Grinning, he tells me more about the hamsters and the kids, his whole face lit with joy. Time flies, and suddenly Macy is back with our food. The pancakes are perfect golden brown, steam rising. Mine are gleaming with butter. Yum. I slide the syrup over.
"Still drowning them in syrup, I see," he comments as I pour.
"Life's too short for dry pancakes." If I gave any kind of shit about calories, maybe I’d change my ways, but I burn everything I eat off. I’ve been two hundred pounds for the last twenty years, despite my syrup addiction.
We fall into easy conversation between bites. The anger I carried is barely a memory. This man isn't the boy who broke my heart. He's someone new—someone who builds hamster mansions and raises lost boys into good men.
Someone I could easily love.
Maybe I already do.
"What?" he asks, catching me staring.
"Nothing. Just... it's nice. Getting to know you again."

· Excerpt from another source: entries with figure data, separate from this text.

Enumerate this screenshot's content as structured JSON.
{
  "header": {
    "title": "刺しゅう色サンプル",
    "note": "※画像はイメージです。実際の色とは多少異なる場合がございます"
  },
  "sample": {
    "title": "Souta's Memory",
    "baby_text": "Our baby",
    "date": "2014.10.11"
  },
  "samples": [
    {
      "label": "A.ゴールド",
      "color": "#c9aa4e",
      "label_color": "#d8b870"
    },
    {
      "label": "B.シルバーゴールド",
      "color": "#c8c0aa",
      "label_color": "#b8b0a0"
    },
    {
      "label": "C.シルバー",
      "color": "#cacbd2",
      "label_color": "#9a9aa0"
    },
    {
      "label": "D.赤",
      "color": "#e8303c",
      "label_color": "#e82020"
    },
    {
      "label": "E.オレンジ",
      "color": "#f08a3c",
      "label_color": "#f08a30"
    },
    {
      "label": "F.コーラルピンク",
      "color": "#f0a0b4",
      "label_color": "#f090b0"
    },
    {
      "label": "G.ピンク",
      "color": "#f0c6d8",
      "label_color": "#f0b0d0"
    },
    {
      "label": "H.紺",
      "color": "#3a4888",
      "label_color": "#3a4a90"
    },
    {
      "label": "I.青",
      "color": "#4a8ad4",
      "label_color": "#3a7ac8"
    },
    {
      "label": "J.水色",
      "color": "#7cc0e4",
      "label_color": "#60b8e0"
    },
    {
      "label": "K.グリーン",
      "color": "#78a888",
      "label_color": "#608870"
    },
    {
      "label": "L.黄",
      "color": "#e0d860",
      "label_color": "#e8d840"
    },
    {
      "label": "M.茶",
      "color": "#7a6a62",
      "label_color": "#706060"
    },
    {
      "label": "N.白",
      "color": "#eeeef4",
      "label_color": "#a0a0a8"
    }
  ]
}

The warmth between us shifts as Ransom's expression turns serious. He sets down his fork and meets my eyes.
"Blair, I need to thank you." I open my mouth to…I don't know what. Stop him maybe, but the little shake of his head is enough to shut me up. "Twenty-five years is a long time to carry guilt. To wonder if I made the biggest mistake of my life. And yeah, maybe things worked out. Maybe I built something good. But there's always been this hole."
My throat tightens. The sincerity in his voice, the vulnerability in his eyes—it's almost too much.
"When you forgave me the other day, it was big. I needed your forgiveness more than I even realized. But sitting here now, talking like this?" He shakes his head. "It's everything. And I know we have a lot to figure out. I know Chicago and Badger Falls aren't exactly next door. But just having you willing to try? To see where this goes?" His hand slides across the table, not quite touching mine. "Thank you."
I stare at his hand, remembering all the times it held mine when we were young.
"I'm afraid you're just fucking with me. I don't know if my heart's safe with you. Or if I want to try again," I manage to say, my voice barely above a whisper. Because what else can I say when he's laid himself bare like this? It’s the truth. Maybe not all of the truth, but it’s the part that’s holding me back. The part he needs to understand.
His hand retreats from the table, and I’m angry at myself. Why didn’t I grab it? I wanted to. But I didn’t let myself.
"I get it," he says softly. "The kid I was? He was a fucking mess. Angry. Scared. Ready to burn down the world." He takes a slow breath. "But that's not who I am anymore."
"How can I be sure?"
"Because I spent twenty-five years building something good. Something real. I learned how to be there for people. How to stick around when things get hard." His blue eyes hold mine. "I'm not asking for promises, Blair. I'm just asking for time."
"Time?"
"Yeah. Time to talk. To figure out who we are now." He gestures between us. "Like this. Pancakes and coffee. Stories about hamsters and your weird obsession with putting way too much syrup on everything."
I can't help but laugh. "I do not use too much syrup."
"Your pancakes are swimming."
"They're happy pancakes."
His smile reaches his eyes, crinkling the corners. "See? This is what I want. Just... moments. No pressure. No expectations. Just us getting to know each other again."
The simplicity of his request catches me off guard. No grand gestures. No desperate pleas. Just... time.
"You'd be okay with that? Just... hanging out?"
"More than okay." He leans back, relaxed. "Besides, I have twenty-five years of stories about my disaster brothers to share. Like the time Nick tried to teach Jonas to surf."
"How'd that go?"
"Let's just say there was a helicopter involved."